Uplands, Victoria (known locally as "the Uplands") is a 188.17 ha neighbourhood located in the north east part of the District of Oak Bay, a suburb adjacent to Victoria, British Columbia, Canada, and situated between the neighbourhoods of Cadboro Bay and North Oak Bay. Uplands is a prominent example of a garden suburb designed in the early part of the 20th century.

In 1907, the developers of Uplands, John A, Robert and Dawson Turner previously cattle and horse ranchers from Turner Valley Alberta and originally Scotland purchased the area for the sum of $275,000 and hired the leading landscape architect John Olmsted as the designer. Olmsted designed famous neighbourhoods and parks in North America. The Uplands of today is faithful to Olmsted's vision: an elegant neighbourhood with estate-sized lots, serpentine streets and the signature green, globed, ornate lamp posts. The houses are built to impress and the sprawling gardens are carefully manicured. For John Olmsted personally, of all his subdivision projects, Uplands was “unquestionably the best adapted to obtain the greatest amount of landscape beauty in connection with suburban development.”

Uplands has a seaside setting and has within its boundaries the large Uplands Park. Uplands Park is not the manicured park of flower beds and walks that might be expected in such a meticulously designed garden suburb. Rather, it is a wild, seaside expanse of jagged rock crags, trees stunted and shaped by the wind, lonely heaths and dramatic ocean vistas. The wildness of Uplands Park contrasts sharply with the manicured lawns and flower beds in front of the mansions that line Beach Drive, the main road through Uplands.

In keeping with its seaside location, the Royal Victoria Yacht Club is located within the Uplands, and is the oldest yacht club in British Columbia.

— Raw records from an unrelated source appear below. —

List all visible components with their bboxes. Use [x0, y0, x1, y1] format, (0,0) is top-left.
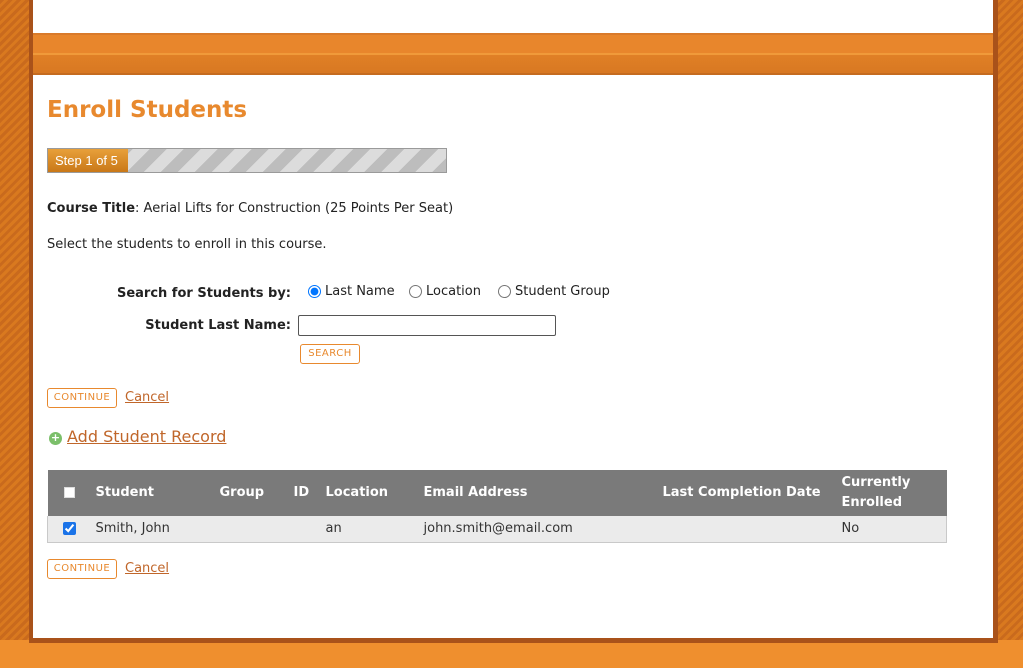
row-select-checkbox[interactable]: [63, 522, 77, 536]
radio-location[interactable]: Location: [409, 284, 481, 299]
column-header-group[interactable]: Group: [215, 470, 290, 516]
instructions-text: Select the students to enroll in this co…: [47, 237, 327, 252]
column-header-currently-enrolled[interactable]: Currently Enrolled: [837, 470, 947, 516]
last-name-label: Student Last Name:: [145, 318, 291, 333]
cell-currently-enrolled: No: [837, 516, 947, 543]
row-select-cell[interactable]: [47, 516, 92, 543]
cell-last-completion: [658, 516, 838, 543]
column-header-email[interactable]: Email Address: [419, 470, 659, 516]
cancel-link-bottom[interactable]: Cancel: [125, 561, 169, 576]
cell-location: an: [321, 516, 420, 543]
last-name-input[interactable]: [298, 315, 556, 336]
add-plus-icon: +: [49, 431, 62, 445]
radio-student-group-input[interactable]: [498, 285, 511, 298]
column-header-location[interactable]: Location: [321, 470, 420, 516]
add-student-record-link[interactable]: Add Student Record: [67, 427, 226, 446]
column-header-id[interactable]: ID: [289, 470, 322, 516]
radio-location-input[interactable]: [409, 285, 422, 298]
course-title-line: Course Title: Aerial Lifts for Construct…: [47, 201, 454, 216]
cell-id: [289, 516, 322, 543]
cell-group: [215, 516, 290, 543]
step-progress-bar: Step 1 of 5: [47, 148, 447, 173]
cell-student: Smith, John: [91, 516, 216, 543]
content-area: Enroll Students Step 1 of 5 Course Title…: [33, 0, 993, 638]
table-row: Smith, John an john.smith@email.com No: [47, 516, 947, 543]
footer-band: [0, 640, 1023, 668]
radio-student-group-label: Student Group: [515, 284, 610, 299]
page-title: Enroll Students: [47, 97, 248, 123]
search-by-label: Search for Students by:: [116, 286, 291, 301]
cancel-link-top[interactable]: Cancel: [125, 390, 169, 405]
radio-last-name-label: Last Name: [325, 284, 395, 299]
step-progress-fill: Step 1 of 5: [48, 149, 128, 172]
course-title-label: Course Title: [47, 201, 136, 216]
column-header-last-completion[interactable]: Last Completion Date: [658, 470, 838, 516]
course-title-value: Aerial Lifts for Construction (25 Points…: [143, 201, 454, 216]
search-button[interactable]: SEARCH: [300, 344, 360, 364]
radio-last-name-input[interactable]: [308, 285, 321, 298]
continue-button-bottom[interactable]: CONTINUE: [47, 559, 117, 579]
radio-last-name[interactable]: Last Name: [308, 284, 395, 299]
radio-student-group[interactable]: Student Group: [498, 284, 610, 299]
students-table: Student Group ID Location Email Address …: [47, 470, 947, 543]
table-header-row: Student Group ID Location Email Address …: [47, 470, 947, 516]
header-select-all[interactable]: [47, 470, 92, 516]
column-header-student[interactable]: Student: [91, 470, 216, 516]
cell-email: john.smith@email.com: [419, 516, 659, 543]
select-all-checkbox[interactable]: [64, 487, 75, 498]
radio-location-label: Location: [426, 284, 481, 299]
continue-button-top[interactable]: CONTINUE: [47, 388, 117, 408]
header-banner: [33, 33, 993, 75]
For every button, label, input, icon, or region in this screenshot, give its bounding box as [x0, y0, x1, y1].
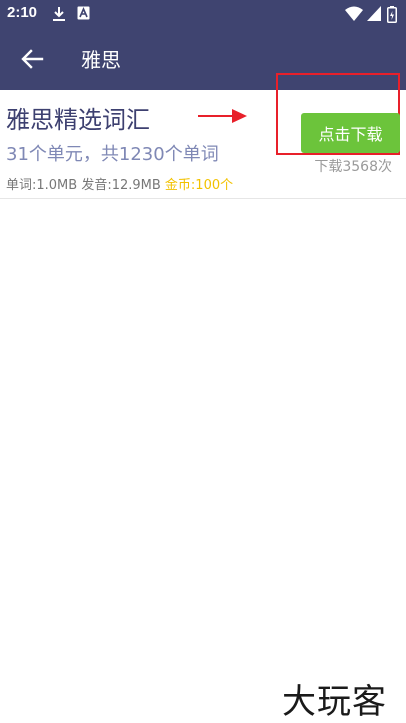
download-count: 下载3568次: [314, 159, 392, 175]
vocab-meta: 单词:1.0MB 发音:12.9MB 金币:100个: [6, 174, 233, 193]
battery-icon: [387, 6, 397, 23]
arrow-left-icon[interactable]: [20, 48, 44, 70]
arrow-right-icon: [198, 109, 247, 123]
vocab-coins: 金币:100个: [164, 178, 234, 193]
vocab-title: 雅思精选词汇: [6, 106, 150, 134]
wifi-icon: [345, 6, 363, 21]
page-title: 雅思: [81, 48, 121, 72]
status-time: 2:10: [7, 4, 38, 21]
vocab-subtitle: 31个单元，共1230个单词: [6, 144, 219, 165]
watermark: 大玩客: [282, 682, 387, 722]
status-bar: 2:10: [0, 0, 406, 28]
signal-icon: [367, 6, 381, 21]
a-badge-icon: [77, 6, 90, 20]
download-button[interactable]: 点击下载: [301, 113, 400, 153]
download-icon: [53, 7, 65, 21]
vocab-sizes: 单词:1.0MB 发音:12.9MB: [6, 178, 165, 193]
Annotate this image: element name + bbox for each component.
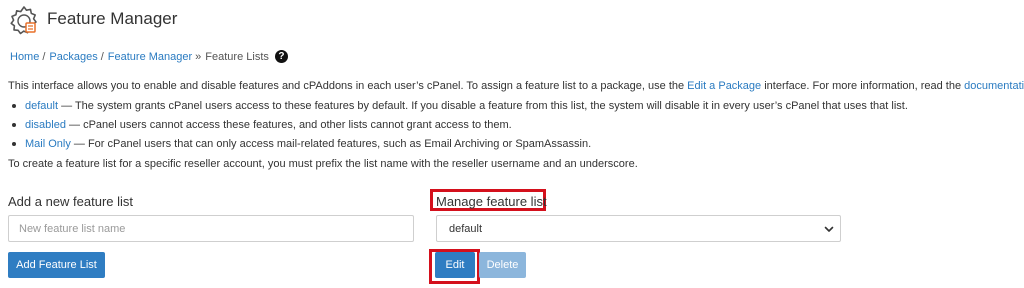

==National Historic Site Designation==
On 19 August 2019, the minister responsible for Parks Canada announced that the Government of Canada had designated Uplands (Oak Bay, BC) as a National Historic Site. Parks Canada says that Uplands “is an exceptional example of subdivision design and planning”.  John C. Olmsted's design is “among the finest works of a renowned landscape architect” which “changed the way suburbs were planned well into the 20th century.”  It also notes that a number of the houses in Uplands were designed by Canada's and British Columbia's leading architects.

Oak Bay council voted on 13 October 2020 to install at Midland Circle a commemorative plaque to be provided by Parks Canada, in recognition of Uplands as a National Historic Site.

==Physical environment==
The bedrock under Uplands is quartz diorite gneiss. Soils are well drained sandy loams of the Cadboro and Langford series (Cd-L or Lsl), or poorly drained sandy clay loams of the Tolmie series (Tscl); all have thick dark topsoils. In near-shore areas the soils are more stony and are mapped as Langford-Rough Stony complex(L-Rs).